Solubilization of single-walled carbon nanotubes by using polycyclic aromatic ammonium amphiphiles in water--strategy for the design of high-performance solubilizers.

We describe the design of polycyclic aromatic compounds with high performance that dissolve single-walled carbon nanotubes (SWNTs). Synthetic amphiphiles trimethyl-(2-oxo-2-phenylethyl)-ammonium bromide (1) and trimethyl-(2-naphthalen-2-yl-2-oxo-ethyl)-ammonium bromide (2) carrying a phenyl or a naphtyl moiety were not able to dissolve/disperse SWNTs in water.

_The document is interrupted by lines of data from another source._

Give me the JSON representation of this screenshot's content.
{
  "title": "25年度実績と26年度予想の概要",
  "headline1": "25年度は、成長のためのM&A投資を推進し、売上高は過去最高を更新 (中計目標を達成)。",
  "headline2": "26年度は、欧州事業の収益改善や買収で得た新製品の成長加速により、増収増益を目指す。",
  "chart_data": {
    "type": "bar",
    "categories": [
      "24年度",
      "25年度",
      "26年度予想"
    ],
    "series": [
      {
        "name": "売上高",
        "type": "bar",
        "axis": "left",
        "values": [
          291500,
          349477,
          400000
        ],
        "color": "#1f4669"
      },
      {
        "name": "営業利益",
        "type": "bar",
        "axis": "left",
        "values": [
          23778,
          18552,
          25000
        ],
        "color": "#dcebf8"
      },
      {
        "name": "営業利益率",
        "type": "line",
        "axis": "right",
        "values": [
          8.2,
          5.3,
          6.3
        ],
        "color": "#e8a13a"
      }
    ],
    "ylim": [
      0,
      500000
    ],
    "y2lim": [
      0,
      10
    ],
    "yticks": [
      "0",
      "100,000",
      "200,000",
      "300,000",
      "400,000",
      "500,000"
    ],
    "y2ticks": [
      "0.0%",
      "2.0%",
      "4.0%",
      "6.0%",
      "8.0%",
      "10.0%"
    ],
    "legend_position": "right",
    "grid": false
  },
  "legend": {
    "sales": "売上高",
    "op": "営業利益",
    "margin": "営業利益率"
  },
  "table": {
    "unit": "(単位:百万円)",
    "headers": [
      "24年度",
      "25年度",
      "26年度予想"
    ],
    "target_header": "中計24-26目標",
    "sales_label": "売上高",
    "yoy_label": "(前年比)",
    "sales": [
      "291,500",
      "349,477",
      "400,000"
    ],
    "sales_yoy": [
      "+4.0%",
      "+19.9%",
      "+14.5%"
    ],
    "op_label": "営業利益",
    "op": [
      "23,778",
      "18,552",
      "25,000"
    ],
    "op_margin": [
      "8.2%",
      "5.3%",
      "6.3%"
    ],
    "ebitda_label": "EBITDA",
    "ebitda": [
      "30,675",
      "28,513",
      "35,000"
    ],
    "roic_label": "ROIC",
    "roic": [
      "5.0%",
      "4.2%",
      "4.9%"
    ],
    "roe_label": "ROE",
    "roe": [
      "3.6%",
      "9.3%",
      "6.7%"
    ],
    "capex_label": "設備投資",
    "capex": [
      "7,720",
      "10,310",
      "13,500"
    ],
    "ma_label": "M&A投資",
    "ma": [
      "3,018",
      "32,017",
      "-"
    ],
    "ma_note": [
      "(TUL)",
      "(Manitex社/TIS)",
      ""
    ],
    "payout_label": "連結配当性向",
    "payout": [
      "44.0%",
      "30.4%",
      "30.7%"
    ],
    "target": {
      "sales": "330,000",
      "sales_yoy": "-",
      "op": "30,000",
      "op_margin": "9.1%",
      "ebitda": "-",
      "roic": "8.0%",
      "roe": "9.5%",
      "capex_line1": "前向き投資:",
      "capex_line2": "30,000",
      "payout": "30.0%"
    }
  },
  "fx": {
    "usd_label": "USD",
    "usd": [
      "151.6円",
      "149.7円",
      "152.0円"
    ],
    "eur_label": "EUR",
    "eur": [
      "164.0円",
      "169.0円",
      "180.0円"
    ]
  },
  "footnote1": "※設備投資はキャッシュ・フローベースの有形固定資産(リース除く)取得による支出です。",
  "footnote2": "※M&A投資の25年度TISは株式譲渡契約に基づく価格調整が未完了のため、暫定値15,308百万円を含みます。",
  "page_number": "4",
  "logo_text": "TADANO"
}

By contrast, trimethyl-(2-oxo-2-phenanthren-9-yl-ethyl)-ammonium bromide (3) solubilized SWNTs, although the solubilization ability was lower than that of trimethyl-(2-oxo-2-pyrene-1-yl-ethyl)-ammonium bromide (4) (solubilization behavior observed by using 4 was described briefly in reference 4a). Transmission electron microscopy (TEM), as well as visible/near-IR, fluorescence, and near-IR photoluminescence spectroscopies were employed to reveal the solubilization properties of 4 in water, and to compare these results with those obtained by using sodium dodecyl sulfate (SDS) and hexadecyltrimethylammonium bromide (HTAB) as solubilizers. Compound 4 solubilized both the as-produced SWNTs (raw-SWNTs) and purified SWNTs under mild experimental conditions, and the solubilization ability was better than that of SDS and HTAB. Near-IR photoluminescence measurements revealed that the chiral indices of the SWNTs dissolved in an aqueous solution of 4 were quite different from those obtained by using micelles of SDS and HTAB; for a SWNTs/4 solution, the intensity of the (7,6), (9,5), and (12,1) indices were strong and the chirality distribution was narrower than those of the micellar solutions. This indicates that the aqueous solution of 4 has a tendency to dissolve semiconducting SWNTs with diameters in the range of 0.89-1.0 nm, which are larger than those SWNTs (0.76-0.97 nm) dissolved in the aqueous micelles of SDS and HTAB.